Suppos de Satan !
Le principe de précaution va-t-il sonner le glas de l’une des dernières exceptions françaises, le suppositoire ? Cela semble être bien parti en cette France frileuse qui veut interdire aux adolescents de boire et de fumer avant de s’attaquer encore plus fortement aux adultes sur les mêmes thématiques moralisatrices et sécuritaires. Une France qui a peur des antennes relais, qui n’ose plus utiliser un biberon à cause de ses composants, qui supporte stoïquement les caméras de surveillance, la géolocalisation par téléphone et le gilet jaune dans les véhicules, voit désormais un pédophile latent en chaque père, beau-père et enseignant.
La société française a désormais atteint son paroxysme d’infantilisation et de déresponsabilisation. L’administration de médicaments par voie basse est donc menacée d’abandon et va d’ici peu lever les boucliers de la vertu et de la législation contre elle. Le suppositoire sera bientôt relégué à des pratiques médiévales teintées de satanisme, réservée à des excentriques ou de dangereux prédateurs.
Quasiment banni de la pharmacopée de nombreux pays, le suppositoire est une exception bien française.

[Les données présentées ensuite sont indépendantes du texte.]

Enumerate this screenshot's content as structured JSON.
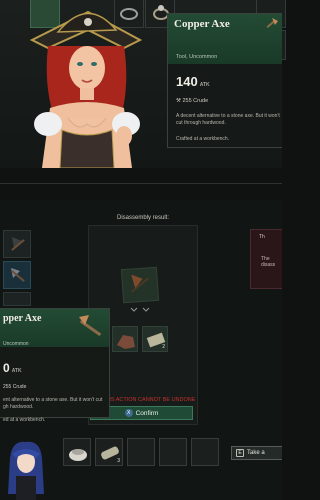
{
  "top_card": {
    "title": "Copper Axe",
    "subtitle": "Tool, Uncommon",
    "atk_value": "140",
    "atk_unit": "ATK",
    "material": "255 Crude",
    "description": "A decent alternative to a stone axe. But it won't cut through hardwood.",
    "crafted": "Crafted at a workbench."
  },
  "disassembly": {
    "label": "Disassembly result:",
    "warning": "THIS ACTION CANNOT BE UNDONE",
    "confirm_label": "Confirm",
    "confirm_key": "X",
    "results": [
      {
        "name": "crude-copper",
        "qty": ""
      },
      {
        "name": "wood-plank",
        "qty": "2"
      }
    ]
  },
  "bottom_card": {
    "title": "pper Axe",
    "subtitle": "Uncommon",
    "atk_value": "0",
    "atk_unit": "ATK",
    "material": "255 Crude",
    "description": "ent alternative to a stone axe. But it won't cut gh hardwood.",
    "crafted": "ed at a workbench."
  },
  "right_panel": {
    "line1": "Th",
    "line2": "The disass"
  },
  "hotbar": {
    "slots": [
      {
        "name": "ore-bag",
        "qty": ""
      },
      {
        "name": "wood-log",
        "qty": "3"
      },
      {
        "name": "empty",
        "qty": ""
      },
      {
        "name": "empty",
        "qty": ""
      },
      {
        "name": "empty",
        "qty": ""
      }
    ]
  },
  "take_button": {
    "key": "E",
    "label": "Take a"
  },
  "colors": {
    "accent_green": "#234b34",
    "warning_red": "#c4322c",
    "confirm_green": "#1f4a36"
  }
}
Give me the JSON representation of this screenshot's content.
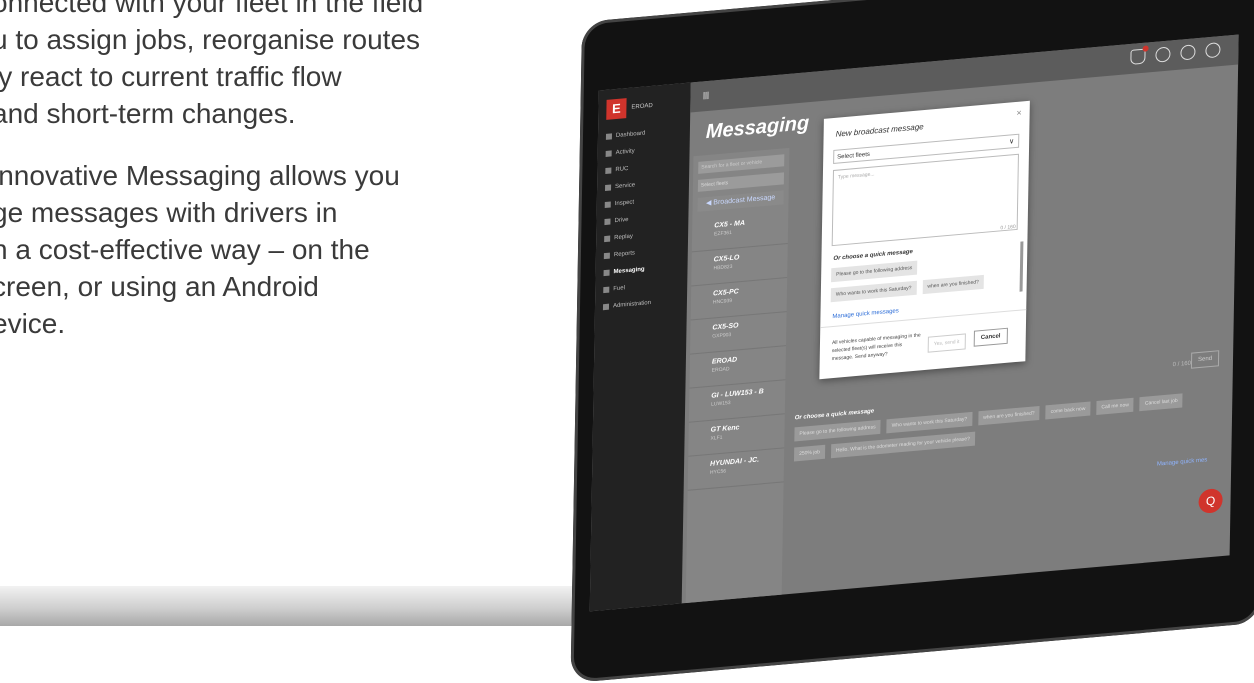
{
  "copy": {
    "line1": "onnected with your fleet in the field",
    "line2": "u to assign jobs, reorganise routes",
    "line3": "ly react to current traffic flow",
    "line4": "and short-term changes.",
    "line5": "innovative Messaging allows you",
    "line6": "ge messages with drivers in",
    "line7": "n a cost-effective way – on the",
    "line8": "creen, or using an Android",
    "line9": "evice."
  },
  "app": {
    "logo_text": "EROAD",
    "menu_label": "Ⅲ",
    "page_title": "Messaging",
    "nav": [
      {
        "label": "Dashboard"
      },
      {
        "label": "Activity"
      },
      {
        "label": "RUC"
      },
      {
        "label": "Service"
      },
      {
        "label": "Inspect"
      },
      {
        "label": "Drive"
      },
      {
        "label": "Replay"
      },
      {
        "label": "Reports"
      },
      {
        "label": "Messaging"
      },
      {
        "label": "Fuel"
      },
      {
        "label": "Administration"
      }
    ],
    "search_placeholder": "Search for a fleet or vehicle",
    "select_fleets": "Select fleets",
    "broadcast_button": "◀ Broadcast Message",
    "vehicles": [
      {
        "name": "CX5 - MA",
        "code": "EZF361"
      },
      {
        "name": "CX5-LO",
        "code": "HBD823"
      },
      {
        "name": "CX5-PC",
        "code": "HNC939"
      },
      {
        "name": "CX5-SO",
        "code": "GXP903"
      },
      {
        "name": "EROAD",
        "code": "EROAD"
      },
      {
        "name": "GI - LUW153 - B",
        "code": "LUW153"
      },
      {
        "name": "GT Kenc",
        "code": "XLF1"
      },
      {
        "name": "HYUNDAI - JC.",
        "code": "HYC56"
      }
    ],
    "bottom": {
      "count": "0 / 160",
      "send": "Send",
      "quick_label": "Or choose a quick message",
      "chips": [
        "Please go to the following address",
        "Who wants to work this Saturday?",
        "when are you finished?",
        "come back now",
        "Call me now",
        "Cancel last job",
        "250% job",
        "Hello. What is the odometer reading for your vehicle please?"
      ],
      "manage": "Manage quick mes"
    },
    "fab_icon": "Q"
  },
  "modal": {
    "close": "×",
    "title": "New broadcast message",
    "select_fleets": "Select fleets",
    "placeholder": "Type message...",
    "count": "0 / 160",
    "quick_label": "Or choose a quick message",
    "chips": [
      "Please go to the following address",
      "Who wants to work this Saturday?",
      "when are you finished?"
    ],
    "manage": "Manage quick messages",
    "warning": "All vehicles capable of messaging in the selected fleet(s) will receive this message. Send anyway?",
    "yes": "Yes, send it",
    "cancel": "Cancel"
  },
  "colors": {
    "accent": "#d0342c",
    "link": "#2f6fd8"
  }
}
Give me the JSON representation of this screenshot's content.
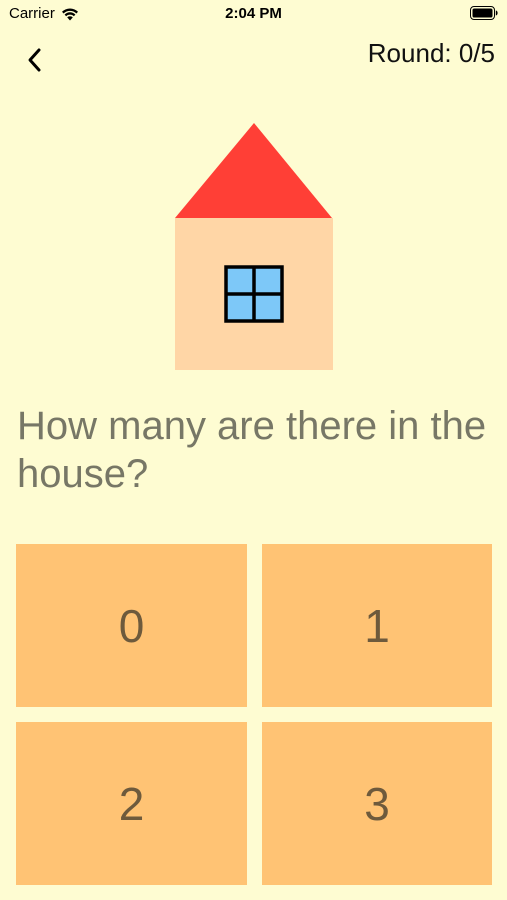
{
  "status_bar": {
    "carrier": "Carrier",
    "time": "2:04 PM"
  },
  "header": {
    "round_label": "Round: 0/5"
  },
  "illustration": {
    "roof_color": "#FF3F36",
    "wall_color": "#FFD6A6",
    "window_color": "#7DC8F8"
  },
  "question": {
    "text": "How many are there in the house?"
  },
  "answers": [
    {
      "label": "0"
    },
    {
      "label": "1"
    },
    {
      "label": "2"
    },
    {
      "label": "3"
    }
  ],
  "colors": {
    "background": "#FEFCD2",
    "answer_button": "#FFC374",
    "answer_text": "#6E5A3C",
    "question_text": "#777766"
  }
}
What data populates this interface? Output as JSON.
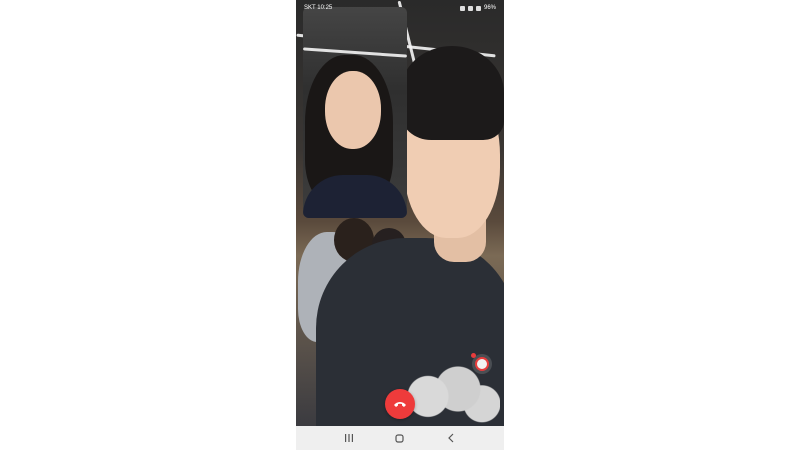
{
  "status_bar": {
    "time": "SKT 10:25",
    "icons": [
      "alarm-icon",
      "wifi-icon",
      "signal-icon",
      "battery-icon"
    ],
    "battery": "96%"
  },
  "call": {
    "end_call_color": "#ee3b3b",
    "effects_accent": "#e63c3c"
  },
  "nav": {
    "items": [
      "recent-apps-icon",
      "home-icon",
      "back-icon"
    ]
  }
}
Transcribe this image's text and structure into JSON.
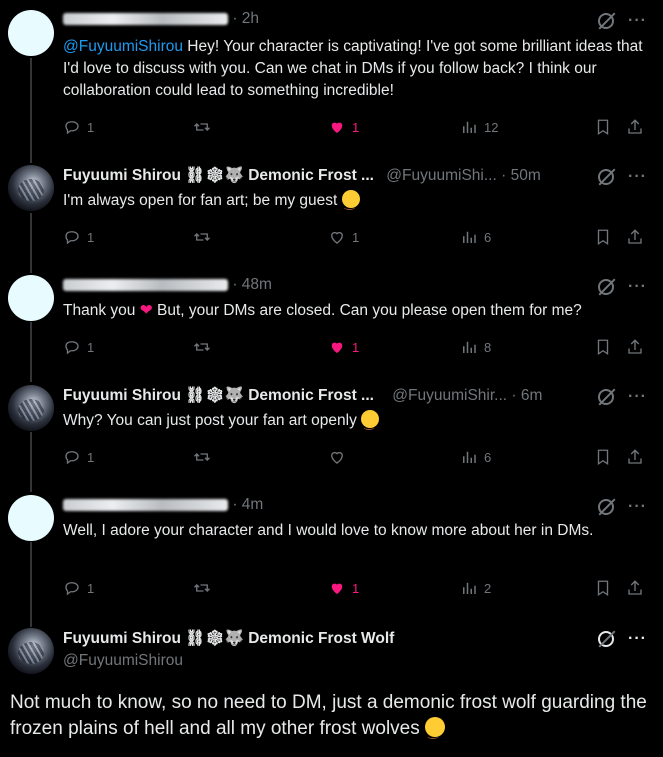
{
  "tweets": [
    {
      "author_name": "",
      "handle": "",
      "time": "2h",
      "redacted": true,
      "mention": "@FuyuumiShirou",
      "text": " Hey! Your character is captivating! I've got some brilliant ideas that I'd love to discuss with you. Can we chat in DMs if you follow back? I think our collaboration could lead to something incredible!",
      "replies": "1",
      "retweets": "",
      "likes": "1",
      "liked": true,
      "views": "12"
    },
    {
      "author_name": "Fuyuumi Shirou ⛓❄🐺 Demonic Frost ...",
      "handle": "@FuyuumiShi...",
      "time": "50m",
      "redacted": false,
      "text": "I'm always open for fan art; be my guest",
      "replies": "1",
      "retweets": "",
      "likes": "1",
      "liked": false,
      "views": "6"
    },
    {
      "author_name": "",
      "handle": "",
      "time": "48m",
      "redacted": true,
      "text_before": "Thank you ",
      "text_after": " But, your DMs are closed. Can you please open them for me?",
      "replies": "1",
      "retweets": "",
      "likes": "1",
      "liked": true,
      "views": "8"
    },
    {
      "author_name": "Fuyuumi Shirou ⛓❄🐺 Demonic Frost ...",
      "handle": "@FuyuumiShir...",
      "time": "6m",
      "redacted": false,
      "text": "Why? You can just post your fan art openly",
      "replies": "1",
      "retweets": "",
      "likes": "",
      "liked": false,
      "views": "6"
    },
    {
      "author_name": "",
      "handle": "",
      "time": "4m",
      "redacted": true,
      "text": "Well, I adore your character and I would love to know more about her in DMs.",
      "replies": "1",
      "retweets": "",
      "likes": "1",
      "liked": true,
      "views": "2"
    }
  ],
  "main_tweet": {
    "author_name": "Fuyuumi Shirou ⛓❄🐺 Demonic Frost Wolf",
    "handle": "@FuyuumiShirou",
    "text": "Not much to know, so no need to DM, just a demonic frost wolf guarding the frozen plains of hell and all my other frost wolves"
  },
  "icons": {
    "reply": "reply-icon",
    "retweet": "retweet-icon",
    "like": "heart-icon",
    "views": "views-icon",
    "bookmark": "bookmark-icon",
    "share": "share-icon",
    "grok": "grok-icon",
    "more": "more-icon"
  },
  "colors": {
    "accent": "#1d9bf0",
    "like": "#f91880",
    "muted": "#71767b",
    "background": "#000000"
  }
}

Certes, ce genre de médication se retrouve encore sur les étagères des pharmacies européennes, mais elle n’est pas autant prisée que par les patients français. Les Flamands et Néerlandais en utilisent certes de temps en temps et emploient le terme générique de zetpil, mais les petits enfants lui préfèrent le gentil diminutif de pup snoepje, qui peut se traduire par « petit bonbon qu’on se met dans le cul » ! Mais ailleurs, le suppositoire n’inspire que de la méfiance. Du petit bonbon au godemiché, il n’y a qu’un pas pour le moraliste gavé de fait divers et de médias.
Et pourtant, il ne faut pas le confondre avec le lavement qui trop souvent pratiqué peut se montrer irritant pour les muqueuses. L’utilisation du clystère si répandu en France du Moyen-âge à l’époque napoléonienne est tombée progressivement en désuétude avec l’apparition de la médecine moderne, son heure de gloire ayant été le règne du Roi Soleil et les oeuvres de Molière. Le petit lavement aux herbes, la purge et le séné ont usé le fondement de bien des malades imaginaires et de bourgeois bien peu gentilhomme quand ils étaient sur leur chaise percée.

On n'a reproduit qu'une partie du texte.